Jens Steuernagel travaille en Éthiopie pour Caritas Suisse. En tant que délégué, il coordonne les secours d’urgence sur le terrain, en collaboration avec les organisations partenaires de Caritas et les autorités éthiopiennes. Jens est arrivé sur place début juillet 2016 et a parlé avec beaucoup d’agriculteurs et leur famille, victimes de la sécheresse. C’est ainsi que la série de portraits publiée sur ce blog a vu le jour. Dans l’interview, Jens résume la situation actuelle et risque un pronostic.

Quelle situation avez-vous trouvée sur place ?
Dans certaines régions du pays, il n’a pas plu depuis deux ans. Dans les régions les plus touchées les paysans sont essentiellement des éleveurs ; nomades, ils vont d’une pâture à l’autre avec leurs troupeaux. La plupart de ces troupeaux sont aujourd’hui décimés et les éleveurs n’ont plus que quelques chèvres et moutons. Ils ont cessé de bouger depuis longtemps, car ils ont perdu l’espoir de trouver des zones de pâturage. Le long des routes, on voit des cadavres de bêtes mortes de faim.
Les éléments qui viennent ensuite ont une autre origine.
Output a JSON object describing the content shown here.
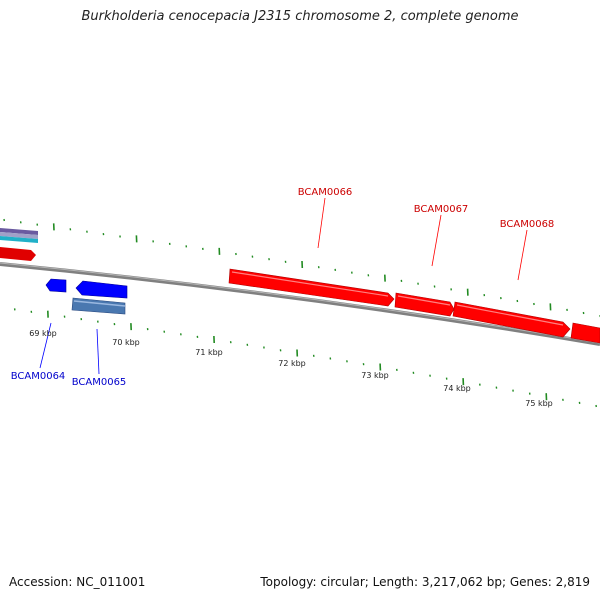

Les paysans qui cultivent la terre dépendent de la pluie. Lorsqu’il ne pleut pas, ou pas suffisamment, leurs récoltes diminuent tellement qu’ils n’ont plus de quoi se nourrir. Beaucoup de paysans ont dû consommer leurs dernières réserves de semences au lieu de les planter. Et pour couronner le tout, de violentes inondations ont suivi les deux ans de sécheresse absolue, ce qui a lessivé les champs et emporté les semences.  
Les gens sont désespérés et ne voient plus aucun moyen de sortir de leur misère. Le gouvernement collabore activement avec les organisations internationales d’aide en organisant l’aide alimentaire, ce qui permet d’éviter le pire. 



En Éthiopie, 10 millions de personnes sont menacées de famine. Peut-on envisager que la situation se détende ces prochains mois ?
La pluie est enfin arrivée. Mais on ne peut pas parler de détente. Les paysans n’ont plus de semences pour cultiver leurs champs, ou leurs bœufs de trait sont morts de faim ces deux dernières années. Le cheptel a énormément diminué et les bœufs qui survivent sont trop faibles pour labourer la terre. Et les météorologues, comme les experts de l’Organisation des Nations Unies pour l’alimentation et l’agriculture prévoient qu’après cette dernière sécheresse, il faut s’attendre à de nouveaux phénomènes climatiques extrêmes. 

 

Quel est le problème principal des personnes touchées ? De quel soutien ces gens ont-ils besoin pour surmonter cette crise ?
Les gens ont besoin de denrées alimentaires, mais il faudrait surtout que la pluie tombe en suffisance. C’est la pluie qui pourra détendre la situation à long terme. Les gens ont aussi besoin de semences qui germent rapidement. Et de fourrage en suffisance et assez riche pour nourrir leurs bêtes de trait. Le temps est le problème principal, car maintenant que la pluie est enfin tombée, il faut commencer les travaux des champs.

 

La sécheresse de l’Afrique de l’Est est une conséquence du changement climatique. Doit-on craindre que 
l’Afrique de l’Est soit plus souvent touchée par ce genre de catastrophe à l’avenir ?
C’est probable. Après les derniers effets du phénomène El-Niño, on s’attend à subir ceux, même atténués, du phénomène appelé La Niña. C’est dans la nature du changement climatique que d’offrir des effets éventuels qui ne sont pas prévisibles. Le plus difficile dans cette situation est que nul ne peut dire quand et dans quelle mesure la situation va survenir à nouveau. En tout cas, les effets des deux années de sécheresse qui viennent de s’achever et des inondations qui l’ont suivie se font encore sentir très directement. Il est donc indispensable d’aider les gens de manière à ce qu’ils puissent retrouver très vite leur autonomie et qu’ils prennent la relève sans notre aide.